A candidate set is the subset of rules that still might apply after an initial filter. Authorization engines shrink this set before checking conditions, and the efficiency of that shrink step often determines whether the evaluator stays usable at scale.
Expanded Definition
A candidate set is the working subset of authorization rules that remain plausible after an initial narrowing step. In NHI and policy evaluation systems, that shrink step reduces the number of rules, policies, or conditions an engine must inspect before it can make a decision. The concept is more about evaluation mechanics than policy intent: the candidate set is not the final answer, only the remaining search space.
In practice, the term is used differently across vendors and policy languages, so definitions vary across vendors. Some systems build the candidate set from subject, resource, action, environment, and tenant attributes; others start with role membership or policy index lookups and then refine further. That makes the idea closely related to NIST Cybersecurity Framework 2.0 style access governance, even when the exact implementation details are not standardised. For NHI security, the practical concern is whether the evaluator can eliminate irrelevant rules quickly enough to support high-volume machine authentication and authorization.
The most common misapplication is treating the candidate set as the final entitlement decision, which occurs when engineers stop after the first filter and skip the remaining condition checks.
Examples and Use Cases
Implementing candidate set reduction rigorously often introduces indexing and policy-maintenance overhead, requiring organisations to weigh faster authorization decisions against more complex rule design and testing.
- An API gateway narrows thousands of policy statements to the small set that match the calling service account, then evaluates the remaining conditions for token audience and scope.
- An internal authorization engine uses resource tags and environment attributes to shrink the candidate set before checking time, location, and workload identity constraints.
- A SaaS control plane prefilters tenant-specific rules so a service account only evaluates policies relevant to its namespace, reducing latency during peak traffic.
- A Zero Trust deployment uses candidate-set pruning to keep continuous authorization usable as request volume grows, aligning with the operational direction described in the Ultimate Guide to NHIs.
- In a policy simulation or audit, security teams compare the full rule universe against the candidate set to identify dead rules, overly broad matches, and missing constraints.
For identity-centric access systems, the key is preserving correctness while reducing work.
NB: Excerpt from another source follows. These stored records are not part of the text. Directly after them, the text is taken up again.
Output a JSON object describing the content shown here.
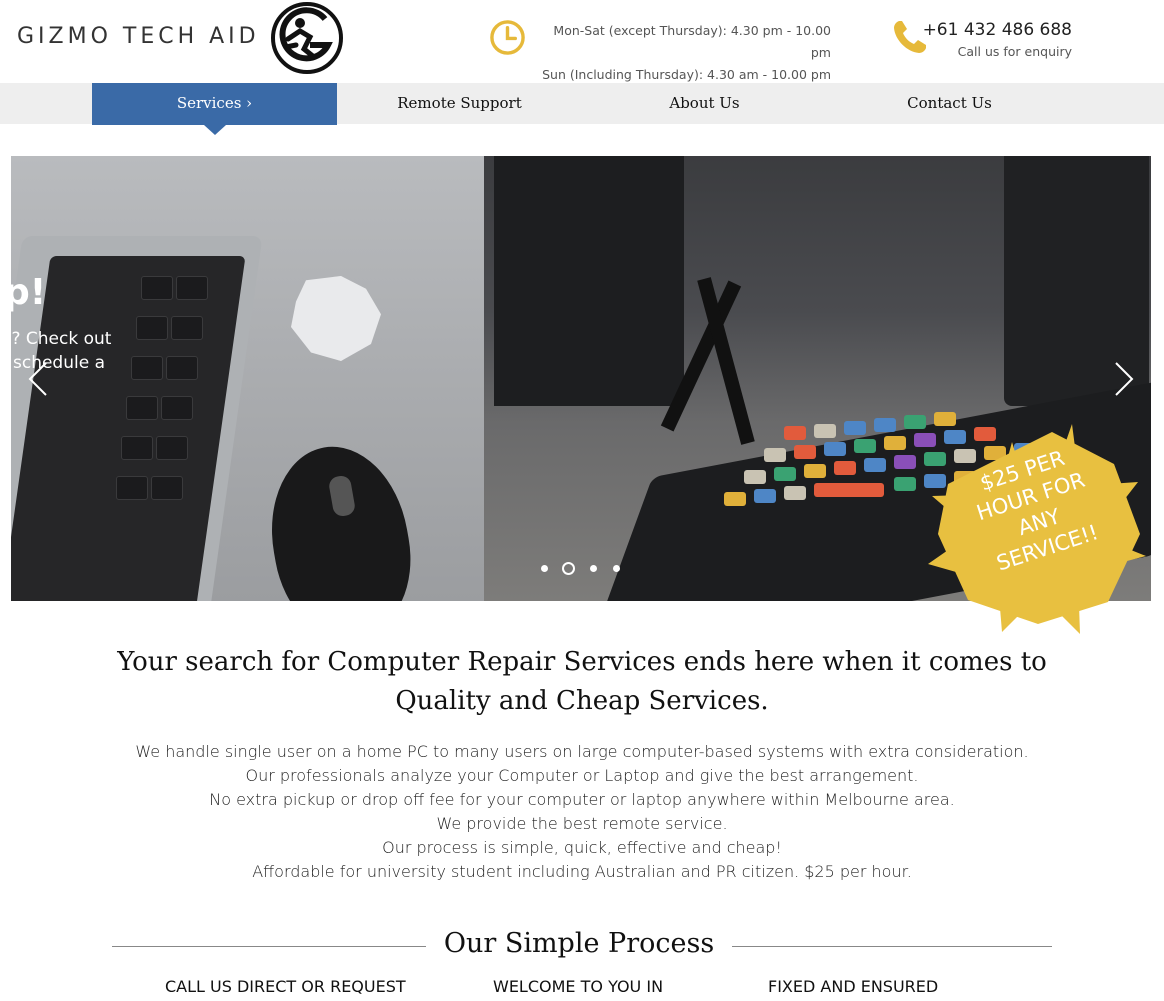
{
  "header": {
    "brand": "GIZMO TECH AID",
    "logo_icon": "gizmo-g-logo",
    "clock_icon": "clock-icon",
    "hours_line1": "Mon-Sat (except Thursday): 4.30 pm - 10.00 pm",
    "hours_line2": "Sun (Including Thursday): 4.30 am - 10.00 pm",
    "phone_icon": "phone-icon",
    "phone_number": "+61 432 486 688",
    "phone_caption": "Call us for enquiry",
    "accent_color": "#e6b93a"
  },
  "nav": {
    "items": [
      {
        "label": "Services ›",
        "active": true
      },
      {
        "label": "Remote Support",
        "active": false
      },
      {
        "label": "About Us",
        "active": false
      },
      {
        "label": "Contact Us",
        "active": false
      }
    ],
    "active_color": "#3a6aa7"
  },
  "slider": {
    "heading_fragment": "p!",
    "line1_fragment": "e? Check out",
    "line2_fragment": "schedule a",
    "prev_icon": "chevron-left-icon",
    "next_icon": "chevron-right-icon",
    "slide_count": 4,
    "active_slide": 2,
    "promo_badge": {
      "lines": [
        "$25 PER",
        "HOUR FOR",
        "ANY",
        "SERVICE!!"
      ],
      "color": "#e8c040"
    }
  },
  "main": {
    "headline_line1": "Your search for Computer Repair Services ends here when it comes to",
    "headline_line2": "Quality and Cheap Services.",
    "paragraph": [
      "We handle single user on a home PC to many users on large computer-based systems with extra consideration.",
      "Our professionals analyze your Computer or Laptop and give the best arrangement.",
      "No extra pickup or drop off fee for your computer or laptop anywhere within Melbourne area.",
      "We provide the best remote service.",
      "Our process is simple, quick, effective and cheap!",
      "Affordable for university student including Australian and PR citizen. $25 per hour."
    ],
    "process_title": "Our Simple Process",
    "steps": [
      "CALL US DIRECT OR REQUEST",
      "WELCOME TO YOU IN",
      "FIXED AND ENSURED"
    ]
  }
}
A fast prefilter that excludes the wrong rule can create a latent authorization bypass, so candidate-set design must remain deterministic and testable.
Why It Matters in NHI Security
Candidate sets matter because NHI environments generate large, repetitive, and highly automated authorization traffic. When service accounts, API keys, and workload identities are evaluated at scale, the difference between a small and an unbounded candidate set can decide whether policy enforcement stays reliable or becomes a bottleneck. Weak pruning also increases the chance of inconsistent decisions across distributed gateways, agents, and microservices.
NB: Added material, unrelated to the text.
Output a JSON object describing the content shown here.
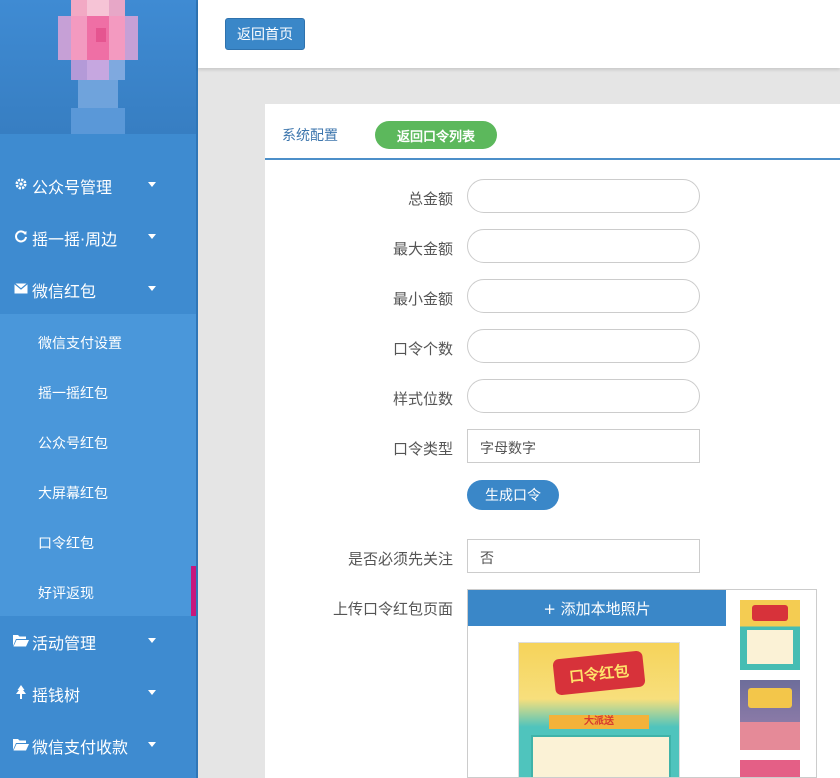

NHI Mgmt Group notes that only 5.7% of organisations have full visibility into their service accounts in the Ultimate Guide to NHIs, which means many teams are already operating with incomplete identity inventories before policy evaluation even begins. That visibility gap makes candidate-set design harder because the engine cannot reliably classify which identities, resources, and conditions should be considered first. The result is slower authorization, noisier exceptions, and weaker governance around privileged automation.
The concept also fits the control intent of NIST Cybersecurity Framework 2.0, where access decisions must be governed consistently and with least privilege in mind. Organisations typically encounter the operational impact only after a policy outage, unexplained deny spike, or latency surge, at which point candidate set tuning becomes operationally unavoidable to address.
Standards & Framework Alignment
This section maps relevant standards and security frameworks to the operational risks and controls described in this guidance.
OWASP Non-Human Identity Top 10 address the attack and risk surface, while NIST CSF 2.0 and NIST Zero Trust (SP 800-207) set the governance and control requirements practitioners need to meet.
| Framework | Control / Reference | Relevance |
|---|---|---|
| OWASP Non-Human Identity Top 10 | NHI-04 | Candidate-set pruning affects how non-human identities are authorized at scale. |
| NIST CSF 2.0 | PR.AC-4 | Least-privilege access decisions depend on evaluating only relevant permissions. |
| NIST Zero Trust (SP 800-207) | AC-6 | Zero Trust decisions rely on continuous, context-aware evaluation of access paths. |
Limit candidate rules by context so continuous authorization remains performant.